Il che tradisce una paura che è reale, ai vertici dei partiti. E in fondo Nicola Zingaretti il suo timore lo ha espresso senza remore, nell’incontro svolto coi sindacati al Nazareno lunedì scorso: “Milano è grande quanto un quartiere di Roma, ma se il virus arriva nella Capitale, bisognerà prepararsi a misure draconiane”. La scelta di chiudere le scuole si spiega così. Come quella – ancora al vaglio del Mit – di ridurre significativamente le tratte aeree e ferroviarie. Peppe Provenzano, invece, ai suoi dipendenti del ministero del Sud, ha già concesso l’opzione del telelavoro, che debutta oggi.
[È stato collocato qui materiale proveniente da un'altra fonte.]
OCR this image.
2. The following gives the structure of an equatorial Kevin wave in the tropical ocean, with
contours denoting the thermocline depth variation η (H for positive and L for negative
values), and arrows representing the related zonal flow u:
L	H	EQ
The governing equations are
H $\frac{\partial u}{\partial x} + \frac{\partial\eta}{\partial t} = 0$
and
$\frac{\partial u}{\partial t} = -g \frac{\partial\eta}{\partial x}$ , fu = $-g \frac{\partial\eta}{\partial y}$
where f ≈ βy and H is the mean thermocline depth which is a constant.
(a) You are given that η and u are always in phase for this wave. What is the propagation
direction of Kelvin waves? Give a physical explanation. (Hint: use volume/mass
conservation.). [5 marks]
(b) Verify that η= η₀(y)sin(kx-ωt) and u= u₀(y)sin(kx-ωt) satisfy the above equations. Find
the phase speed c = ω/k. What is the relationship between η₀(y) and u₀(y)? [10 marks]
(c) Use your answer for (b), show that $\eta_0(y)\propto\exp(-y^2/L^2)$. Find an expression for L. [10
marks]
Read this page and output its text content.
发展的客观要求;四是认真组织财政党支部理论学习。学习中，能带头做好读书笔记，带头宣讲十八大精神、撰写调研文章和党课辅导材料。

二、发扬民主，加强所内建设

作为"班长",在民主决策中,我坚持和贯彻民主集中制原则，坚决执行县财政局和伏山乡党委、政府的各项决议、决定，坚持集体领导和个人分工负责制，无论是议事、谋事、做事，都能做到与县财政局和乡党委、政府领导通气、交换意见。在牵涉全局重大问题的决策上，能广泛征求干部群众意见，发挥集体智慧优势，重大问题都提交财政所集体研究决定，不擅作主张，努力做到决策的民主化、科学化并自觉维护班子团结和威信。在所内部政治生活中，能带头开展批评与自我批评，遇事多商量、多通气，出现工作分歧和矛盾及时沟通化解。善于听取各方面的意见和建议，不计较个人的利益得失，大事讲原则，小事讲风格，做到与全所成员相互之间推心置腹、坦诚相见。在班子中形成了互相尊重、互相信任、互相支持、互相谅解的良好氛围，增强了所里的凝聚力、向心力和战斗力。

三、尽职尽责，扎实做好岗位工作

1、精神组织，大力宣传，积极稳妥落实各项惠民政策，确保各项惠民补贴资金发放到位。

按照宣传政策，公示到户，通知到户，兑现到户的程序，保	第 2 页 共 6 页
E se Stefano Patuanelli prosegue la sua quarantena volontaria al Mise, in Via Arenula c’è apprensione per un dirigente dell’Ufficio legislativo del Guardasigilli Alfonso Bonafede, i cui famigliari sono venuti in contatto con un magistrato milanese risultato positivo al tampone faringeo.

 

E’ insomma questo il clima in cui il governo, nel Cdm di ieri, ha deciso quel che ormai a tutti pareva inevitabile: il rinvio del referendum confermativo sul taglio dei parlamentari, previsto per il 29 marzo. La nuova data non è ancora stata fissata, e non è escluso che la scelta sarà accompagnata dalla consueta nuvolaglia di polemiche. Perché i promotori del No temono l’accorpamento con le regionali o le amministrative di primavera: “Sarebbe un elemento distorsivo, che tra l’altro concentrerebbe l’affluenza in certe zone del paese”, si lamenta Andrea Cangini, senatore azzurro in trincea da mesi, in questa guerra “contro il populismo antiparlamentare” che lui, sotto sotto, spera ancora di vincere. Ma per farlo, servirebbe una bassa affluenza: arrivare alla consultazione quasi in sordina, portando alle urne solo i cittadini più impegnati. “Sarà molto difficile che, col clima che c’è, si apriranno le urne in tre domeniche diverse”, ragiona però il costituzionalista Stefano Ceccanti, deputato del Pd. E d’altronde Vito Crimi, reggente per caso del M5s, sentenzia che no, “non permetteremo che si sprechi neppure un euro, per cui chiederemo di accorpare tutte le consultazioni in calendario”. Come che sia, il primo effetto, e il più importante, il rinvio del referendum lo ha già ottenuto: ha chiuso la finestra elettorale d’autunno, e in buona sostanza anche quella di inizio 2021, che arriverebbe ad appena due o tre mesi dall’inizio del semestre bianco. La legislatura è blindata. Il governo, chissà.